MET and Extended Education merge
Comp Sci's Zlateva named associate dean

When Metropolitan College Dean Jay Halfond created the new position of associate dean this year, he considered looking outside the University to find a candidate who would take on the supervision of MET’s academic departments and full-time faculty.
But it quickly became “very clear,” he says, “that I had a real asset on board.”
Tanya Zlateva, the chairman of the college’s computer science department and a faculty member since 1986, became the associate dean of MET in December. She will oversee all the college’s academic programs and be MET’s primary liaison to the rest of the University.
“This is a critical senior leadership position as we move forward with a new organizational structure — one that will focus more on academic oversight,” says Halfond. “Among her immediate goals will be to help lead MET’s strategic planning process — to mobilize the faculty to contribute their ideas for the future directions of the college.”
Zlateva’s new position is part of an overall restructuring that has taken place at MET, combining the college and the Division of Extended Education. The two areas were merged when John Ebersole, former associate provost and Extended Education dean, left the University last fall to become president of Excelsior College in Albany, N.Y.

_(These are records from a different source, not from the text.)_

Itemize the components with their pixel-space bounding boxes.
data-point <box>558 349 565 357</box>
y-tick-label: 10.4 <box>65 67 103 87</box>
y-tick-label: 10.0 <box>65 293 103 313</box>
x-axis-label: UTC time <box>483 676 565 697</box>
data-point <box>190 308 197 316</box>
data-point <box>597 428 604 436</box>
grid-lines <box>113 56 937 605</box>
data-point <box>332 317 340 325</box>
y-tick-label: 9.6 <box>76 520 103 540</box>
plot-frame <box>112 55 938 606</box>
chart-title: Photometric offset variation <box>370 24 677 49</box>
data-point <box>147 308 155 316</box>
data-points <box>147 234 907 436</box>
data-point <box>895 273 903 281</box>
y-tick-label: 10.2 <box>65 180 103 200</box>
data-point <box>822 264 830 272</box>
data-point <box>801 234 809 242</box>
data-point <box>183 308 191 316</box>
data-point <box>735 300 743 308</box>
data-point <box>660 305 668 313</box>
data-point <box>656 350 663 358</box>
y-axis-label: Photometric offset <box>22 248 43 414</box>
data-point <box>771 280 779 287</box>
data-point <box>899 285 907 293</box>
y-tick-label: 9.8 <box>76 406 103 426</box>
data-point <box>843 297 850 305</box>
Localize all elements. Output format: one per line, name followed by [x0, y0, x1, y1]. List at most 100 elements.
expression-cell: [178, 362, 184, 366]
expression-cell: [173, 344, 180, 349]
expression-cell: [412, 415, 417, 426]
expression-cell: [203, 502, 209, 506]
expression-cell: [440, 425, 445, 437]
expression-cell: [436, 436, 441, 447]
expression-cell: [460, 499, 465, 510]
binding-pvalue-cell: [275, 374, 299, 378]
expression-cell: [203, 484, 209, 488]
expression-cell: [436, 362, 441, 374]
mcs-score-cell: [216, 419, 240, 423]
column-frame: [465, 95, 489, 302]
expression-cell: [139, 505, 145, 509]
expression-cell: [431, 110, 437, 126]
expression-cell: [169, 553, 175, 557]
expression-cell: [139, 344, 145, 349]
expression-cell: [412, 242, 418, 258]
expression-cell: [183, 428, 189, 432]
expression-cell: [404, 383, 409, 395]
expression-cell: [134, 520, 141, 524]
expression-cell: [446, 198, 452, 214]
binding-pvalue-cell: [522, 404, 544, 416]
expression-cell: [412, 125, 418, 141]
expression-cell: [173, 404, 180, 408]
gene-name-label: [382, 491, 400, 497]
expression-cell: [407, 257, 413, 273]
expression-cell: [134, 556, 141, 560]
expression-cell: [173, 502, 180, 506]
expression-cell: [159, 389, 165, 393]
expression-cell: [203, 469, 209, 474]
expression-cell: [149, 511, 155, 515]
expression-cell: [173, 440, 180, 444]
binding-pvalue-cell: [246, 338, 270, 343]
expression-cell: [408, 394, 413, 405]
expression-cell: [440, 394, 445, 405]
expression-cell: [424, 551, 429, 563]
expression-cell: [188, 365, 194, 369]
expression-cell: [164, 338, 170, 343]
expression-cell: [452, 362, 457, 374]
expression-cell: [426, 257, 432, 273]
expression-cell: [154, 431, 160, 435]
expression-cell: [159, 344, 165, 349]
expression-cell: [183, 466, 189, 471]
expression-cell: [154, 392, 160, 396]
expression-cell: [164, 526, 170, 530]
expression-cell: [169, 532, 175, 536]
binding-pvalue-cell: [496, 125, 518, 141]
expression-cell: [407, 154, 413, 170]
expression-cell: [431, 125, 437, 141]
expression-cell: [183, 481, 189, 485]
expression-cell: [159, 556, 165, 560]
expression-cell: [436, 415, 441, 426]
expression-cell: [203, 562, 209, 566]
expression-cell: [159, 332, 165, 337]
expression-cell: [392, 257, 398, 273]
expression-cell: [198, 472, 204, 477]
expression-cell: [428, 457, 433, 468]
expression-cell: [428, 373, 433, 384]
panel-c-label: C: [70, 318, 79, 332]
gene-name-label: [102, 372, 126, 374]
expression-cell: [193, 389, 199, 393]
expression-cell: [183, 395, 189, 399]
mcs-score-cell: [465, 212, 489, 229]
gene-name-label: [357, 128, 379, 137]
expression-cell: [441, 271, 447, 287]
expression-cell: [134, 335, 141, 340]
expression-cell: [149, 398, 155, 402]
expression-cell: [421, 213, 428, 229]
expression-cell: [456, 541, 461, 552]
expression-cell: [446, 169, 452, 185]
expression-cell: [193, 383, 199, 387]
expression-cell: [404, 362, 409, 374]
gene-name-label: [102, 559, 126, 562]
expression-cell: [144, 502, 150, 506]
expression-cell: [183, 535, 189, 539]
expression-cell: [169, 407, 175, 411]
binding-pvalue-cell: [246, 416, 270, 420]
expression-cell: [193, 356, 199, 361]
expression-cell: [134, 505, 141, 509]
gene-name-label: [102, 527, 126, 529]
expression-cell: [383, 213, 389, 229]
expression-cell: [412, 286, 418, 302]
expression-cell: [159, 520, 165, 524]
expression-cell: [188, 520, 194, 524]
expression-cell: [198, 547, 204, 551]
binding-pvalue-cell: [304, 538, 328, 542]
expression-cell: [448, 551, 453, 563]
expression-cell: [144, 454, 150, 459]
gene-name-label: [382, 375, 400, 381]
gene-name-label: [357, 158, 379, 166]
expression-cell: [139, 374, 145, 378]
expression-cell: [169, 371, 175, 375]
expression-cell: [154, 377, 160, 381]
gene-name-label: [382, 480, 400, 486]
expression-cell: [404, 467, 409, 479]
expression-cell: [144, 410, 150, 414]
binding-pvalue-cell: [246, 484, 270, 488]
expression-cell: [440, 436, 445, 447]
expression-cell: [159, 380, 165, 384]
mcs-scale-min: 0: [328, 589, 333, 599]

Halfond is now the dean of MET and the Division of Extended Education, which includes BU Global, the Center for Professional Education, Distance Education, the Sargent Center for Outdoor Education, and Summer Term programs. The Corporate Education Center, formerly under Extended Ed, is now supervised by Executive Vice President Joseph Mercurio.
The change, which will not affect students, is intended to confirm MET’s commitment to its academic programs and clarify the college’s role and contribution to the business side of the institution.
“MET is, first and foremost, the academic heart of this organization, and at the same time Extended Education is our responsibility within this University,” Halfond says. “We’re trying not to make it into two separate cultures.”